Install with `npm install rimraf`, or just drop rimraf.js somewhere.
## API
`rimraf(f, [opts], callback)`
The first parameter will be interpreted as a globbing pattern for files. If you
want to disable globbing you can do so with `opts.disableGlob` (defaults to
`false`). This might be handy, for instance, if you have filenames that contain
globbing wildcard characters.
The callback will be called with an error if there is one. Certain
errors are handled for you:
* Windows: `EBUSY` and `ENOTEMPTY` - rimraf will back off a maximum of
`opts.maxBusyTries` times before giving up, adding 100ms of wait
between each attempt. The default `maxBusyTries` is 3.
* `ENOENT` - If the file doesn't exist, rimraf will return
successfully, since your desired outcome is already the case.
* `EMFILE` - Since `readdir` requires opening a file descriptor, it's
possible to hit `EMFILE` if too many file descriptors are in use.

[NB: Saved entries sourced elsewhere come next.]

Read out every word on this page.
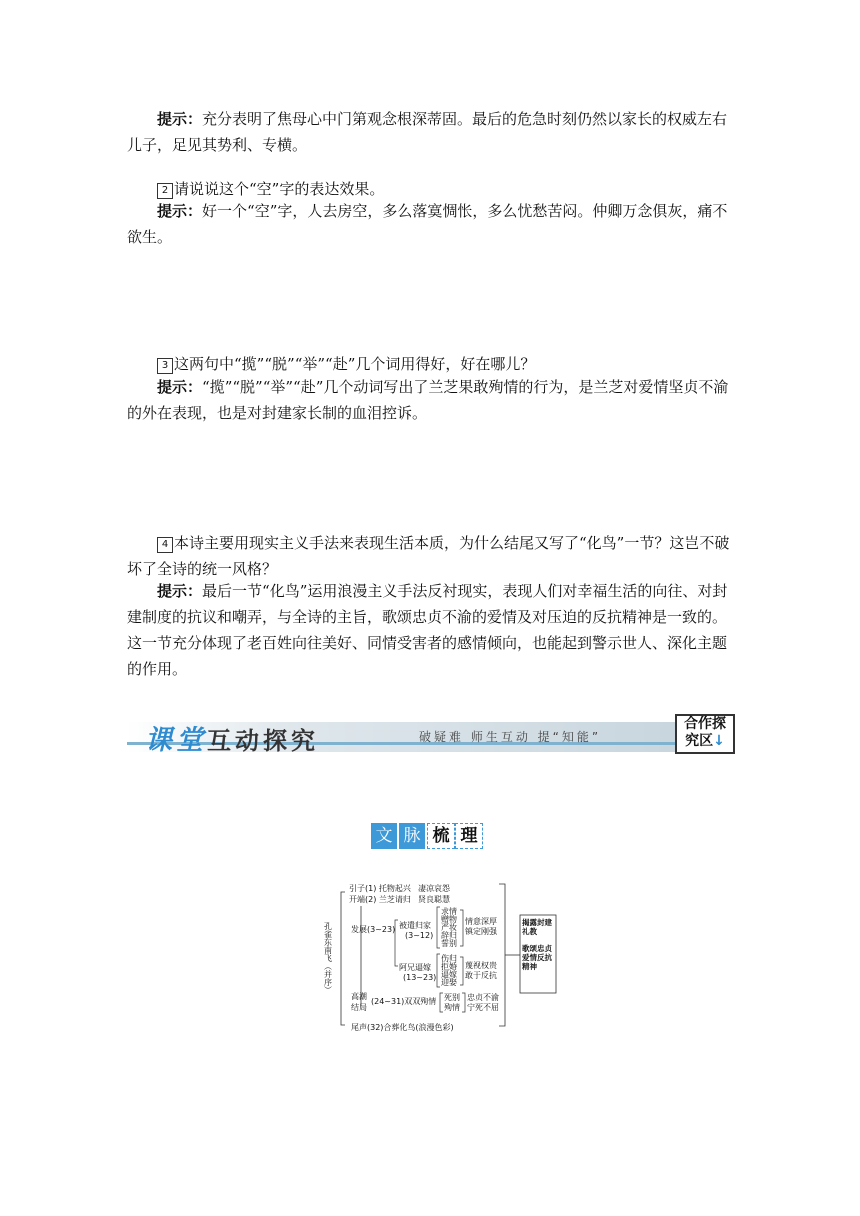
　　提示：充分表明了焦母心中门第观念根深蒂固。最后的危急时刻仍然以家长的权威左右儿子，足见其势利、专横。

　　2 请说说这个“空”字的表达效果。

　　提示：好一个“空”字，人去房空，多么落寞惆怅，多么忧愁苦闷。仲卿万念俱灰，痛不欲生。

　　3 这两句中“揽”“脱”“举”“赴”几个词用得好，好在哪儿？

　　提示：“揽”“脱”“举”“赴”几个动词写出了兰芝果敢殉情的行为，是兰芝对爱情坚贞不渝的外在表现，也是对封建家长制的血泪控诉。

　　4 本诗主要用现实主义手法来表现生活本质，为什么结尾又写了“化鸟”一节？这岂不破坏了全诗的统一风格？

　　提示：最后一节“化鸟”运用浪漫主义手法反衬现实，表现人们对幸福生活的向往、对封建制度的抗议和嘲弄，与全诗的主旨，歌颂忠贞不渝的爱情及对压迫的反抗精神是一致的。这一节充分体现了老百姓向往美好、同情受害者的感情倾向，也能起到警示世人、深化主题的作用。

课堂互动探究	破疑难 师生互动 提“知能”
合作探
究区↓
文 脉 梳 理
孔雀东南飞（并序）
引子(1) 托物起兴
开端(2) 兰芝请归
凄凉哀怨
贤良聪慧
发展(3~23) 被遣归家
(3~12)
求情
赠物
严妆
辞归
誓别
情意深厚
镇定刚强
阿兄逼嫁
(13~23)
伤归
拒婚
逼嫁
迎娶
蔑视权贵
敢于反抗
高潮
结局
(24~31)双双殉情 死别
殉情
忠贞不渝
宁死不屈
尾声(32)合葬化鸟(浪漫色彩)
揭露封建礼教
歌颂忠贞爱情反抗精神
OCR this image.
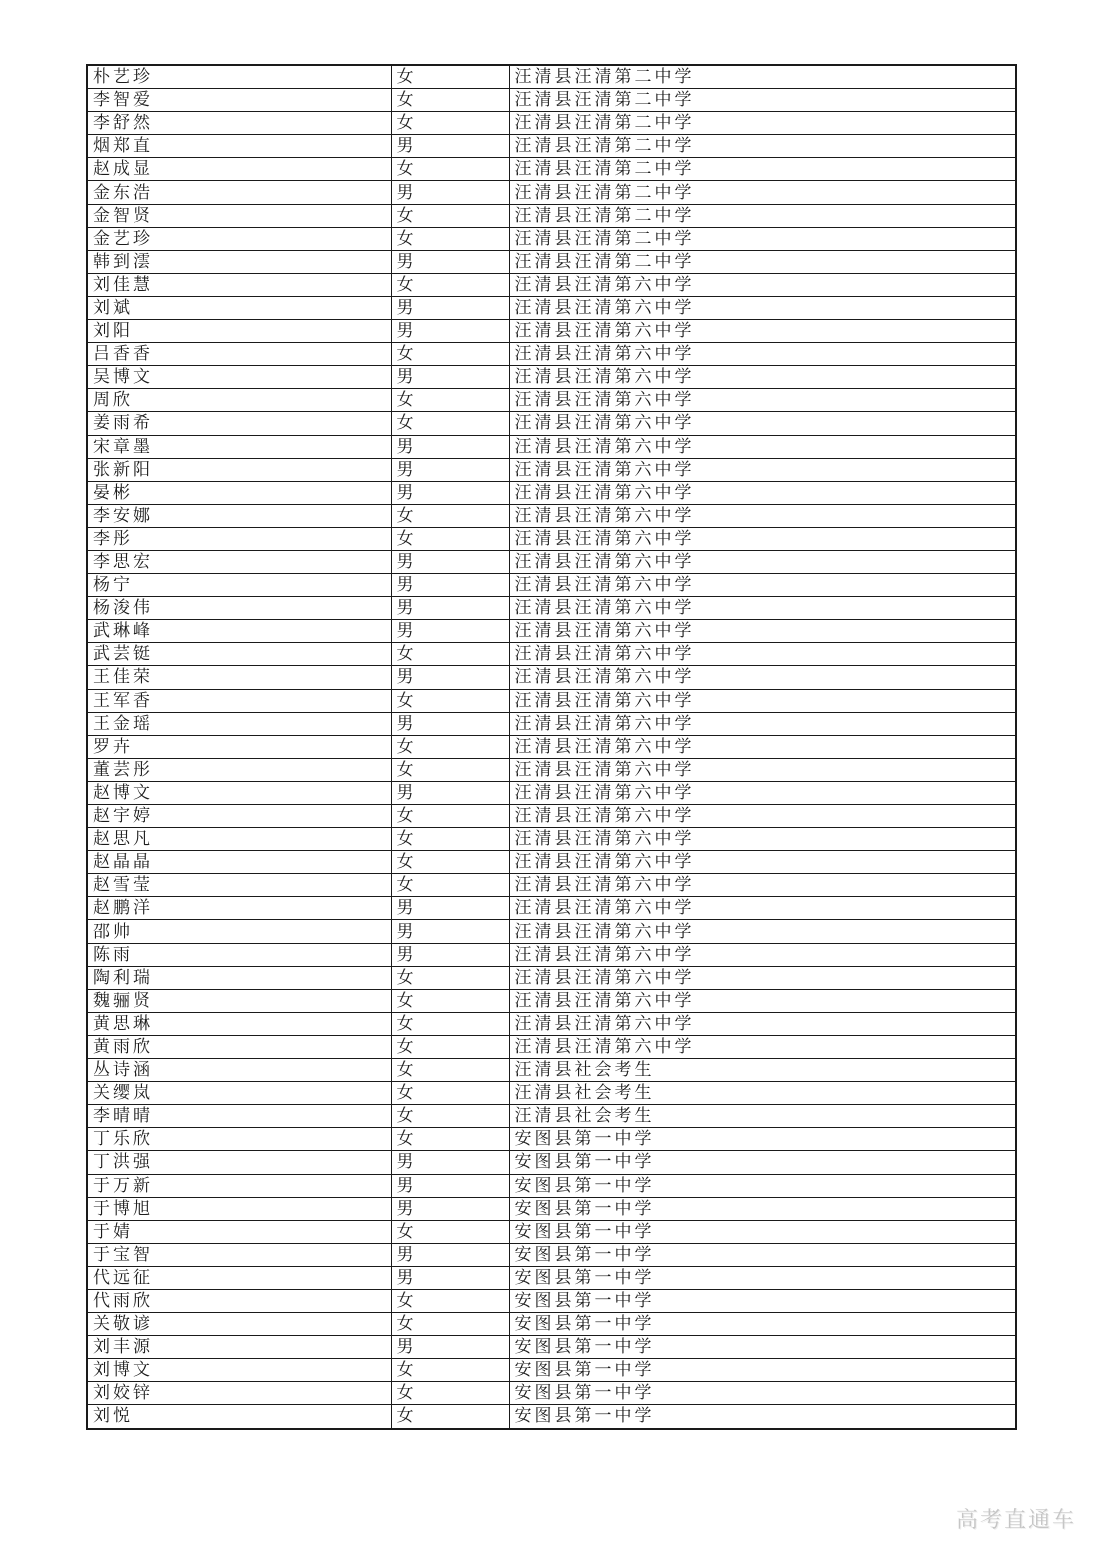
朴艺珍	女	汪清县汪清第二中学
李智爱	女	汪清县汪清第二中学
李舒然	女	汪清县汪清第二中学
烟郑直	男	汪清县汪清第二中学
赵成显	女	汪清县汪清第二中学
金东浩	男	汪清县汪清第二中学
金智贤	女	汪清县汪清第二中学
金艺珍	女	汪清县汪清第二中学
韩到澐	男	汪清县汪清第二中学
刘佳慧	女	汪清县汪清第六中学
刘斌	男	汪清县汪清第六中学
刘阳	男	汪清县汪清第六中学
吕香香	女	汪清县汪清第六中学
吴博文	男	汪清县汪清第六中学
周欣	女	汪清县汪清第六中学
姜雨希	女	汪清县汪清第六中学
宋章墨	男	汪清县汪清第六中学
张新阳	男	汪清县汪清第六中学
晏彬	男	汪清县汪清第六中学
李安娜	女	汪清县汪清第六中学
李彤	女	汪清县汪清第六中学
李思宏	男	汪清县汪清第六中学
杨宁	男	汪清县汪清第六中学
杨浚伟	男	汪清县汪清第六中学
武琳峰	男	汪清县汪清第六中学
武芸铤	女	汪清县汪清第六中学
王佳荣	男	汪清县汪清第六中学
王军香	女	汪清县汪清第六中学
王金瑶	男	汪清县汪清第六中学
罗卉	女	汪清县汪清第六中学
董芸彤	女	汪清县汪清第六中学
赵博文	男	汪清县汪清第六中学
赵宇婷	女	汪清县汪清第六中学
赵思凡	女	汪清县汪清第六中学
赵晶晶	女	汪清县汪清第六中学
赵雪莹	女	汪清县汪清第六中学
赵鹏洋	男	汪清县汪清第六中学
邵帅	男	汪清县汪清第六中学
陈雨	男	汪清县汪清第六中学
陶利瑞	女	汪清县汪清第六中学
魏骊贤	女	汪清县汪清第六中学
黄思琳	女	汪清县汪清第六中学
黄雨欣	女	汪清县汪清第六中学
丛诗涵	女	汪清县社会考生
关缨岚	女	汪清县社会考生
李晴晴	女	汪清县社会考生
丁乐欣	女	安图县第一中学
丁洪强	男	安图县第一中学
于万新	男	安图县第一中学
于博旭	男	安图县第一中学
于婧	女	安图县第一中学
于宝智	男	安图县第一中学
代远征	男	安图县第一中学
代雨欣	女	安图县第一中学
关敬谚	女	安图县第一中学
刘丰源	男	安图县第一中学
刘博文	女	安图县第一中学
刘姣锌	女	安图县第一中学
刘悦	女	安图县第一中学
高考直通车
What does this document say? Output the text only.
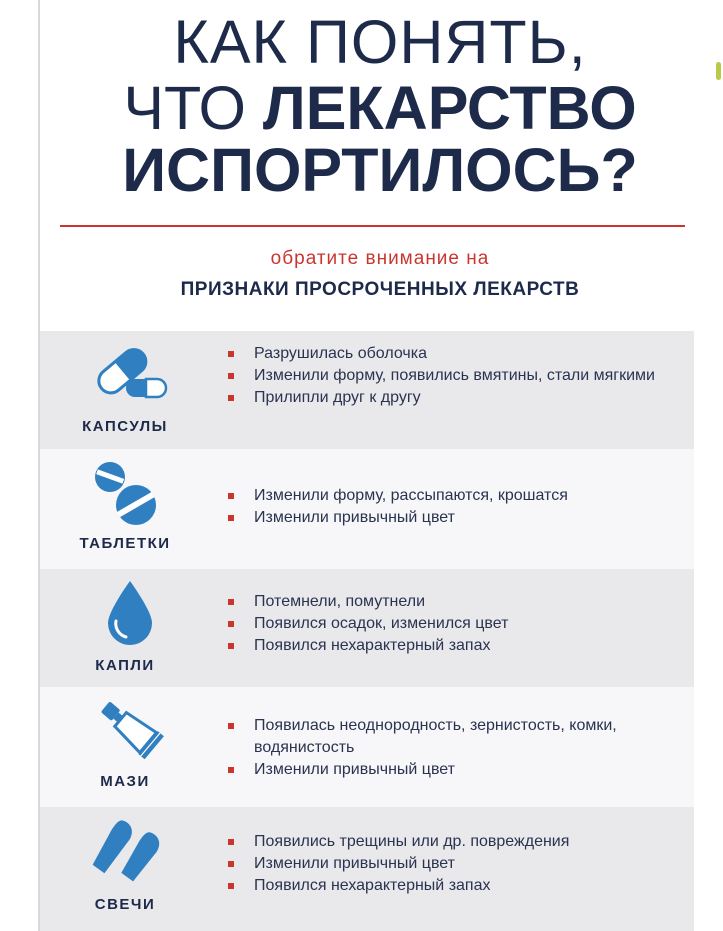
КАК ПОНЯТЬ,
ЧТО ЛЕКАРСТВО
ИСПОРТИЛОСЬ?
обратите внимание на
ПРИЗНАКИ ПРОСРОЧЕННЫХ ЛЕКАРСТВ
КАПСУЛЫ
Разрушилась оболочка
Изменили форму, появились вмятины, стали мягкими
Прилипли друг к другу
ТАБЛЕТКИ
Изменили форму, рассыпаются, крошатся
Изменили привычный цвет
КАПЛИ
Потемнели, помутнели
Появился осадок, изменился цвет
Появился нехарактерный запах
МАЗИ
Появилась неоднородность, зернистость, комки, водянистость
Изменили привычный цвет
СВЕЧИ
Появились трещины или др. повреждения
Изменили привычный цвет
Появился нехарактерный запах
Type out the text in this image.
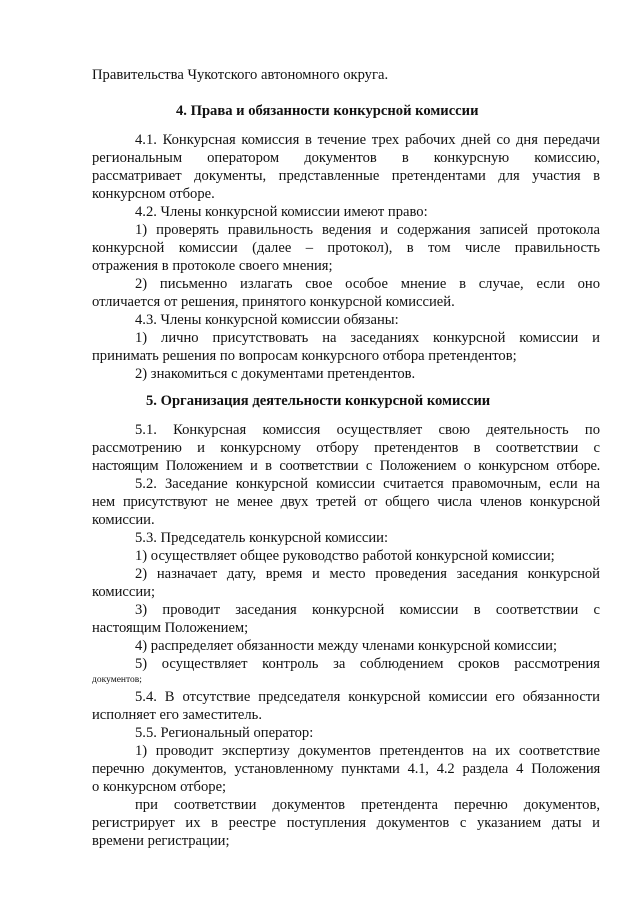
Правительства Чукотского автономного округа.
4. Права и обязанности конкурсной комиссии
4.1. Конкурсная комиссия в течение трех рабочих дней со дня передачи
региональным оператором документов в конкурсную комиссию,
рассматривает документы, представленные претендентами для участия в
конкурсном отборе.
4.2. Члены конкурсной комиссии имеют право:
1) проверять правильность ведения и содержания записей протокола
конкурсной комиссии (далее – протокол), в том числе правильность
отражения в протоколе своего мнения;
2) письменно излагать свое особое мнение в случае, если оно
отличается от решения, принятого конкурсной комиссией.
4.3. Члены конкурсной комиссии обязаны:
1) лично присутствовать на заседаниях конкурсной комиссии и
принимать решения по вопросам конкурсного отбора претендентов;
2) знакомиться с документами претендентов.
5. Организация деятельности конкурсной комиссии
5.1. Конкурсная комиссия осуществляет свою деятельность по
рассмотрению и конкурсному отбору претендентов в соответствии с
настоящим Положением и в соответствии с Положением о конкурсном отборе.
5.2. Заседание конкурсной комиссии считается правомочным, если на
нем присутствуют не менее двух третей от общего числа членов конкурсной
комиссии.
5.3. Председатель конкурсной комиссии:
1) осуществляет общее руководство работой конкурсной комиссии;
2) назначает дату, время и место проведения заседания конкурсной
комиссии;
3) проводит заседания конкурсной комиссии в соответствии с
настоящим Положением;
4) распределяет обязанности между членами конкурсной комиссии;
5) осуществляет контроль за соблюдением сроков рассмотрения
документов;
5.4. В отсутствие председателя конкурсной комиссии его обязанности
исполняет его заместитель.
5.5. Региональный оператор:
1) проводит экспертизу документов претендентов на их соответствие
перечню документов, установленному пунктами 4.1, 4.2 раздела 4 Положения
о конкурсном отборе;
при соответствии документов претендента перечню документов,
регистрирует их в реестре поступления документов с указанием даты и
времени регистрации;
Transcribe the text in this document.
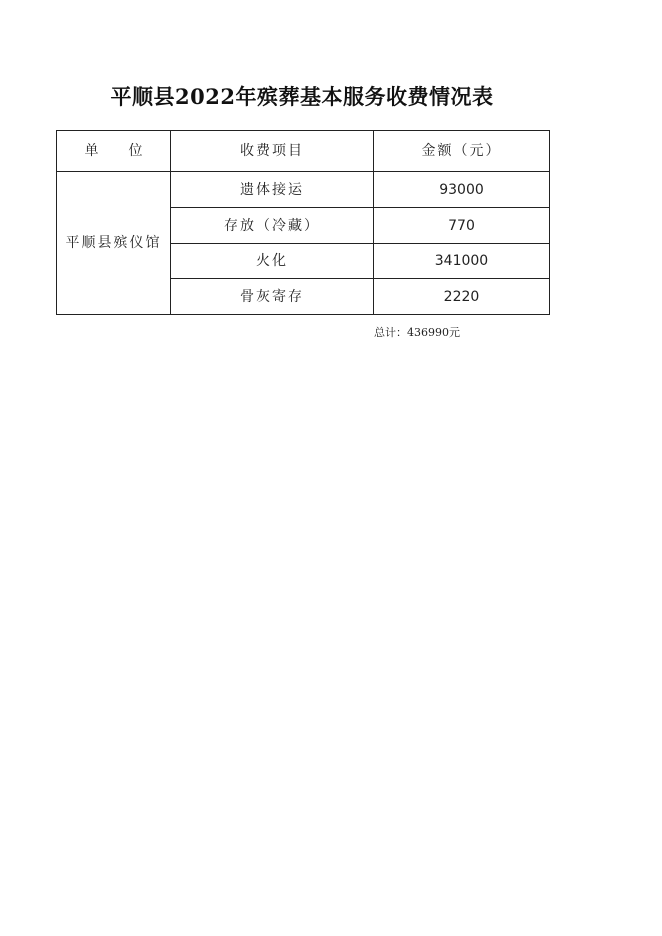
平顺县2022年殡葬基本服务收费情况表
单 位	收费项目	金额（元）
平顺县殡仪馆	遗体接运	93000
	存放（冷藏）	770
	火化	341000
	骨灰寄存	2220
总计：436990元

In the sync case, there's nothing to be done for this. But in the
async case, rimraf will gradually back off with timeouts up to
`opts.emfileWait` ms, which defaults to 1000.
## rimraf.sync
It can remove stuff synchronously, too. But that's not so good. Use
the async API. It's better.
## CLI
If installed with `npm install rimraf -g` it can be used as a global
command `rimraf <path> [<path> ...]` which is useful for cross platform support.